I speak as a descendant of a once enslaved people. I was raised by a grandmother who was born in the year 1900. That happens to be one generation removed from the Emancipation Proclamation. I grew up in a house in which the absence of "modern conveniences" was immediately obvious. My children look at me with a pronounced incredulity when I tell them that for most of my primary school years I walked the five or so miles to and from school... barefooted over mostly unpaved roads.

We did not have much in terms of the stuff that many now take for granted, but what we did have were parents (in my case Grandma, and Mother) who inculcated in us, sometimes through harsh means, a sense that we were expected to "do right" regardless of the challenges around us. Remember that dictum about "sparing the rod and spoiling the child"? Disrespect was never tolerated.
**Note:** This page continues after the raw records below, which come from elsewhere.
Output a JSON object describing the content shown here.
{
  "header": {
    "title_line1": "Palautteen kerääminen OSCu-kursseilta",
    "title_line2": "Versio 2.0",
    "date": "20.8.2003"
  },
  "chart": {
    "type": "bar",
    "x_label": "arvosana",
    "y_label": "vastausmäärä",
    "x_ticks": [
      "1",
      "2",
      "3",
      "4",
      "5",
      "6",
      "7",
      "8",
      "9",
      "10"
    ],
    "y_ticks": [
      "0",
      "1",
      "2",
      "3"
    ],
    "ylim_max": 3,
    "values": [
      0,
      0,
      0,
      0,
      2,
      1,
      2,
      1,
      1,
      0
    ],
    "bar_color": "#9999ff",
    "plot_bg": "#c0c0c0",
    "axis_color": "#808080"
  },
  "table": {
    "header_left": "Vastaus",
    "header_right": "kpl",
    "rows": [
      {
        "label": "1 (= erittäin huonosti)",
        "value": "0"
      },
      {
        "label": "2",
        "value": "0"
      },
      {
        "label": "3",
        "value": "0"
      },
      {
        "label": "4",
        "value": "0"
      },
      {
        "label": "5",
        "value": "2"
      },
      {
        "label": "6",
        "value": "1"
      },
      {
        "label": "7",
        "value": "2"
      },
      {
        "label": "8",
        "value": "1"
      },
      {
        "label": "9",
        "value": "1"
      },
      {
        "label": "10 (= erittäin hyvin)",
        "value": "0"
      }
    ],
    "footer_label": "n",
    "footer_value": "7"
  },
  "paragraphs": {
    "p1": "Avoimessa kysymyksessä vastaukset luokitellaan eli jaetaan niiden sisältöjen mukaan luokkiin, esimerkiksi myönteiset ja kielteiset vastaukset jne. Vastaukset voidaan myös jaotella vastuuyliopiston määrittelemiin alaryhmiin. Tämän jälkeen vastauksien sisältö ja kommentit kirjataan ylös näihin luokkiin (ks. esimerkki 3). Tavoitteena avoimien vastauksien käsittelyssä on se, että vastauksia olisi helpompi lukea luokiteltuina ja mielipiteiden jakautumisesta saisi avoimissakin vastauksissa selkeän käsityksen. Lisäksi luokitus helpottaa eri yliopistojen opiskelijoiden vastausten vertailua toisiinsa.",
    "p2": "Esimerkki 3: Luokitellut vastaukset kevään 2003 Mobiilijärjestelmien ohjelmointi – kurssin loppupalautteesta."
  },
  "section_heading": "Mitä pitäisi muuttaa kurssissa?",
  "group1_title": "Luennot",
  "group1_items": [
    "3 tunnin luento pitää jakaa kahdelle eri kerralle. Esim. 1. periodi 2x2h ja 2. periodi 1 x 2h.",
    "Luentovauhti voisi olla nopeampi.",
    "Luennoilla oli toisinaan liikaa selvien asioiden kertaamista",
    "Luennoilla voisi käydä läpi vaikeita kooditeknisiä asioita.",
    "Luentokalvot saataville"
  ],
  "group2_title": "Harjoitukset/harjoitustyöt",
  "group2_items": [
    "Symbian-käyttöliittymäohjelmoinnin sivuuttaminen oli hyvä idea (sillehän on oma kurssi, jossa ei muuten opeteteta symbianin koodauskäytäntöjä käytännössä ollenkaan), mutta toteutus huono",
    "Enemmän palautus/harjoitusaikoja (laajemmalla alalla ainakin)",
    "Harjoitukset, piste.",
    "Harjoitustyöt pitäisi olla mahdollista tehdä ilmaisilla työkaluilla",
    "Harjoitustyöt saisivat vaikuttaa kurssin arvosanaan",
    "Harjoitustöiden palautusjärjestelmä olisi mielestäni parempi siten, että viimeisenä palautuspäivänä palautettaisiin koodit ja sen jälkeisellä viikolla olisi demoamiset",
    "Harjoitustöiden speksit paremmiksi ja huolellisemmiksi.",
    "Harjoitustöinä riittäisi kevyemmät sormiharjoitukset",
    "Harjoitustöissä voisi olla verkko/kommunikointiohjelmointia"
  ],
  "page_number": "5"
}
Laziness was always discouraged. We were taught that "cleanliness was next to godliness", and that went as much for our garbs as it did for the floors of our oh so humble abode.  Despite the scarcity of opportunities, we were nonetheless raised to have great expectations.
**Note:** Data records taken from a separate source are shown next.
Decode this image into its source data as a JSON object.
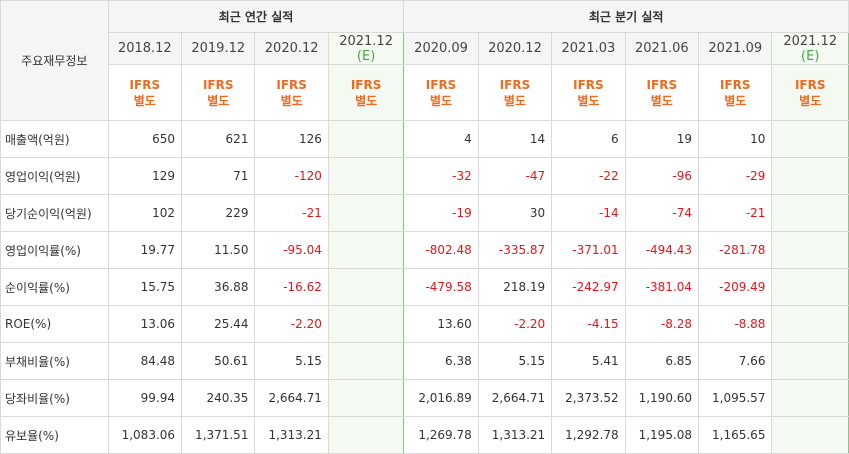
{
  "corner_label": "주요재무정보",
  "annual_header": "최근 연간 실적",
  "quarter_header": "최근 분기 실적",
  "periods": [
    {
      "label": "2018.12",
      "est": ""
    },
    {
      "label": "2019.12",
      "est": ""
    },
    {
      "label": "2020.12",
      "est": ""
    },
    {
      "label": "2021.12",
      "est": "(E)"
    },
    {
      "label": "2020.09",
      "est": ""
    },
    {
      "label": "2020.12",
      "est": ""
    },
    {
      "label": "2021.03",
      "est": ""
    },
    {
      "label": "2021.06",
      "est": ""
    },
    {
      "label": "2021.09",
      "est": ""
    },
    {
      "label": "2021.12",
      "est": "(E)"
    }
  ],
  "ifrs_line1": "IFRS",
  "ifrs_line2": "별도",
  "rows": [
    {
      "label": "매출액(억원)",
      "values": [
        "650",
        "621",
        "126",
        "",
        "4",
        "14",
        "6",
        "19",
        "10",
        ""
      ]
    },
    {
      "label": "영업이익(억원)",
      "values": [
        "129",
        "71",
        "-120",
        "",
        "-32",
        "-47",
        "-22",
        "-96",
        "-29",
        ""
      ]
    },
    {
      "label": "당기순이익(억원)",
      "values": [
        "102",
        "229",
        "-21",
        "",
        "-19",
        "30",
        "-14",
        "-74",
        "-21",
        ""
      ]
    },
    {
      "label": "영업이익률(%)",
      "values": [
        "19.77",
        "11.50",
        "-95.04",
        "",
        "-802.48",
        "-335.87",
        "-371.01",
        "-494.43",
        "-281.78",
        ""
      ]
    },
    {
      "label": "순이익률(%)",
      "values": [
        "15.75",
        "36.88",
        "-16.62",
        "",
        "-479.58",
        "218.19",
        "-242.97",
        "-381.04",
        "-209.49",
        ""
      ]
    },
    {
      "label": "ROE(%)",
      "values": [
        "13.06",
        "25.44",
        "-2.20",
        "",
        "13.60",
        "-2.20",
        "-4.15",
        "-8.28",
        "-8.88",
        ""
      ]
    },
    {
      "label": "부채비율(%)",
      "values": [
        "84.48",
        "50.61",
        "5.15",
        "",
        "6.38",
        "5.15",
        "5.41",
        "6.85",
        "7.66",
        ""
      ]
    },
    {
      "label": "당좌비율(%)",
      "values": [
        "99.94",
        "240.35",
        "2,664.71",
        "",
        "2,016.89",
        "2,664.71",
        "2,373.52",
        "1,190.60",
        "1,095.57",
        ""
      ]
    },
    {
      "label": "유보율(%)",
      "values": [
        "1,083.06",
        "1,371.51",
        "1,313.21",
        "",
        "1,269.78",
        "1,313.21",
        "1,292.78",
        "1,195.08",
        "1,165.65",
        ""
      ]
    }
  ],
  "colors": {
    "negative": "#e8141b",
    "ifrs": "#ef6a1d",
    "estimate": "#49a544"
  }
}
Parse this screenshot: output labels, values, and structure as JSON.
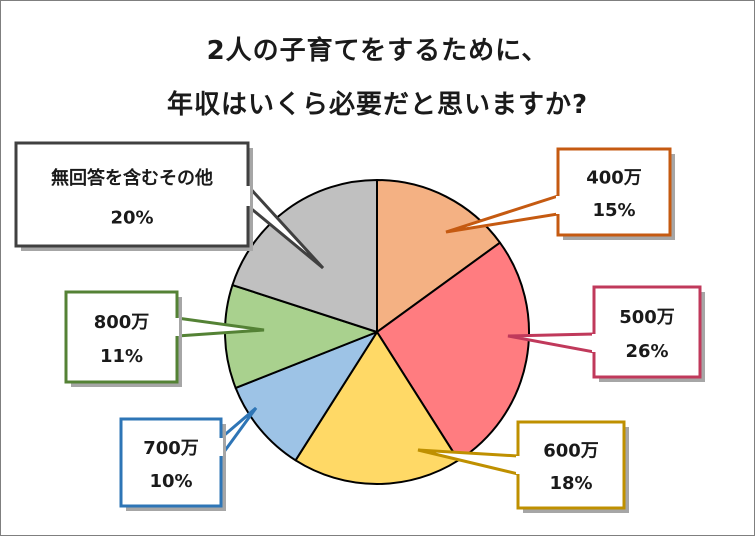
{
  "chart_data": {
    "type": "pie",
    "title_lines": [
      "2人の子育てをするために、",
      "年収はいくら必要だと思いますか?"
    ],
    "start_angle_deg": 0,
    "direction": "clockwise",
    "slices": [
      {
        "label": "400万",
        "value": 15,
        "value_label": "15%",
        "color": "#f4b183",
        "border": "#c55a11"
      },
      {
        "label": "500万",
        "value": 26,
        "value_label": "26%",
        "color": "#ff7c80",
        "border": "#c0395b"
      },
      {
        "label": "600万",
        "value": 18,
        "value_label": "18%",
        "color": "#ffd966",
        "border": "#bf9000"
      },
      {
        "label": "700万",
        "value": 10,
        "value_label": "10%",
        "color": "#9dc3e6",
        "border": "#2e75b6"
      },
      {
        "label": "800万",
        "value": 11,
        "value_label": "11%",
        "color": "#a9d18e",
        "border": "#548235"
      },
      {
        "label": "無回答を含むその他",
        "value": 20,
        "value_label": "20%",
        "color": "#c0c0c0",
        "border": "#404040"
      }
    ]
  }
}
Through a connected effort between home and school and church, we got not just an education in the "three Rs", but in the Ten Commandments which we were expected to live out in our relationships. Don't kill. Don't steal. Don't covet. Don't bear false witness. Honor your mother and father so your days may be long...and so on. My Grandma, and in my teenage years my Mom, would ask us "What did you learn in school today?"  When they did not go to church with us we had to tell "What the preacher preached about today".

My Mom knew nothing about Pythagoras' theorem, but it was enough for her to hear me trying to explain something about the square on the hypotenuse being equal to the sum of the squares on the other two sides. The idea that “the shortest distance between any two points was a straight line joining those two points together” made perfect sense to them as folk who walked almost everywhere. They couldn't help with homework, but they did what they could to make sure that we were doing as we should. We kept the house and our yards clean. It was our duty. No allowances either! We participated in growing and harvesting the food for our sustenance. We were taught to respect our elders. By these means my granny helped my mom raise seven children, all of whom are upstanding productive citizens to this day. What I got from those experiences was a solid foundation for my own life, and a template for raising my own children.

Without belaboring the point, I will put before us the reality that we need to return to some basics. Whether we live in cities  or wherever, there are basic acts of living and growing up that we are ignoring. They are acts of industry. The inculcation of moral and ethical values. Acts of basic decency. Cleanliness. These are the foundations which we are ignoring to our peril. With regards to the business of  being free, we have come to the bank of our lives without the collateral of assumed responsibility. By so doing we are complicit in the impoverishment of our own circumstances.

And oh yes... I remember spending part of a summer with my father in my preteen years - but I never met saw him again until my brother and I and our mother went in search of him just before my twenty first birthday. My brother was a year and a few months younger than I. We still remember the tears he shed when he finally realized who these two young men standing beside the woman he once knew were.

We loved our father, but his tears were his. He chose to act out his freedom by ignoring his responsibilities to two sons that he helped bring into this world. His pain is demonstrative of the peril of claiming his freedom while ignoring his sacred duty to be responsible... Kinda like walking barefooted over a perilous path.